Stable Periodic Orbits for Spacecrafts around Minor Celestial Bodies

TL;DR

This paper investigates and classifies various stable periodic orbits around minor celestial bodies, using polyhedral models and grid search methods, with applications to specific asteroids and comets for space mission design.

Contribution

It introduces a comprehensive classification of stable periodic orbits around minor celestial bodies, including five distinct types, using topological methods and polyhedral gravitational models.

Findings

Identified five types of stable periodic orbits around minor celestial bodies.

Applied methods to asteroids 243 Ida, 433 Eros, 6489 Golevka, Bennu, and comet 1P/Halley.

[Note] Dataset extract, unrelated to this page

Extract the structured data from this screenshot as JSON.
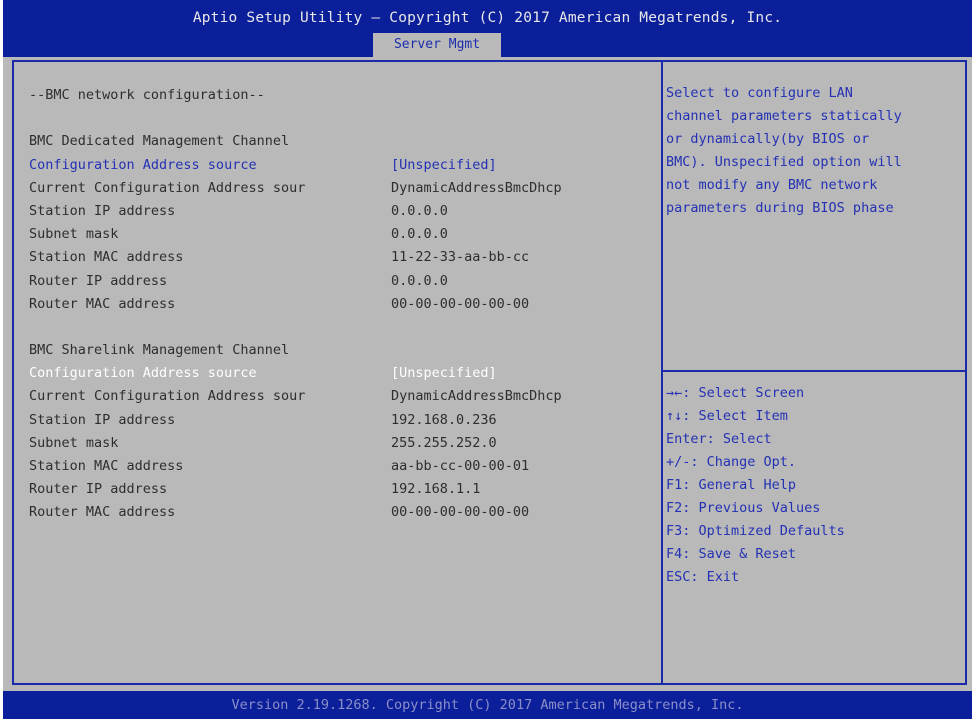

Demonstrated the relevance of these orbits for space mission planning.

Abstract

We are interested in stable periodic orbits for spacecrafts in the gravitational field of minor celestial bodies. The stable periodic orbits around minor celestial bodies are useful not only for the mission design of the deep space exploration, but also for studying the long-time stability of small satellites in the large-size-ratio binary asteroids. The irregular shapes and gravitational fields of the minor celestial bodies are modeled by the polyhedral model. Using the topological classifications of periodic orbits and the grid search method, the stable periodic orbits can be calculated and the topological cases can be determined. Furthermore, we find five different types of stable periodic orbits around minor celestial bodies: A) Stable periodic orbits generated from the stable equilibrium points outside the minor celestial body, B) Stable periodic orbits continued from the unstable periodic orbits around the unstable equilibrium points, C) Retrograde and nearly circular periodic orbits with zero-inclination around minor celestial bodies, D) Resonance periodic orbits, E) Near-surface inclined periodic orbits. We take asteroid 243 Ida, 433 Eros, 6489 Golevka, 101955 Bennu, and the comet 1P/Halley for examples.